Rain swept across the boulevards of Hanoi. It streaked down the facades of the magnificent colonial buildings, many of which even now served as government offices. But Nguyen Van Tai had chosen the French-owned Metropole Hotel for the interview. He did not want the cameras to show the still entrenched bric-a-brac of the Communist regime which lingered in the corridors of the Imperial Palace. His underemployed staff, asleep with cooling jars of tea at their desks, would not have cultivated the image of an economic tiger on the brink of democratic government. Vietnam was not, but images were all-important.
The Vietnamese government paid for the suite. Listening devices, installed at the time of renovation, were activated. Nguyen Van Tai had insisted in going live into a rolling news late-night current affairs programme. As the microphone was clipped to his lapel, the producer revealed that the Chinese Ambassador to Paris would also be part of the discussion. Tai nodded. Vietnamese agents in Paris had already told him.

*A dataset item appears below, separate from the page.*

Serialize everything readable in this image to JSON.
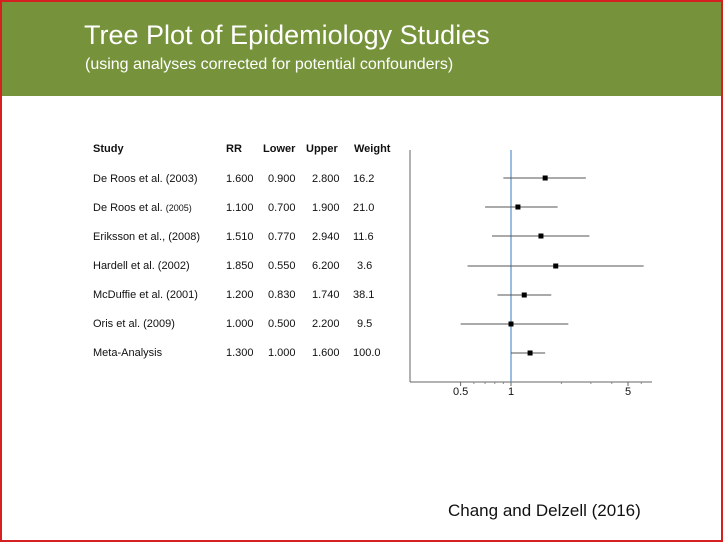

Then suddenly, only minutes before airtime, Nguyen Van Tai unclipped his microphone and excused himself to an adjoining room where his military intelligence chief was on a scrambled line to a colonel at the military headquarters in Hanoi. The Chinese attacks were expected to begin within the next five minutes. The aircraft were heading towards the northern port of Haiphong and the commercial capital Ho Chi Minh City in the south.
Nguyen Van Tai returned to his chair and allowed the Chinese Ambassador to speak first. The diplomat's French was imperfect. He stuttered and appeared to be unaware of the details of the Chinese military operation. Nguyen's turn came just as the first Chinese H-6 fighter-bombers broke through the clouds over Haiphong.
`Mr President, China says you started this conflict,' said the presenter in Paris. `What is your response to that?'
`We and our ASEAN allies (that's Singapore, Indonesia, Thailand, Brunei, Malaysia, Myanmar, Cambodia, Laos, and the Philippines) have known about the Chinese claim to the South China Sea for some time. The Ambassador, I'm afraid, is telling the world nothing new. What he has failed to mention is the 1994 pledge by the then Chinese Prime Minister, Li Peng, that all differences would be settled peacefully. More to the point, China completely ignores the diplomatic note that passed between us as late as 26th of December last year. May I remind you of what that note said? We took the unusual step of publishing it in full yesterday. That note said "the two sides should refrain from the use of force to settle disputes and avoid any clashes that may aggravate the situation".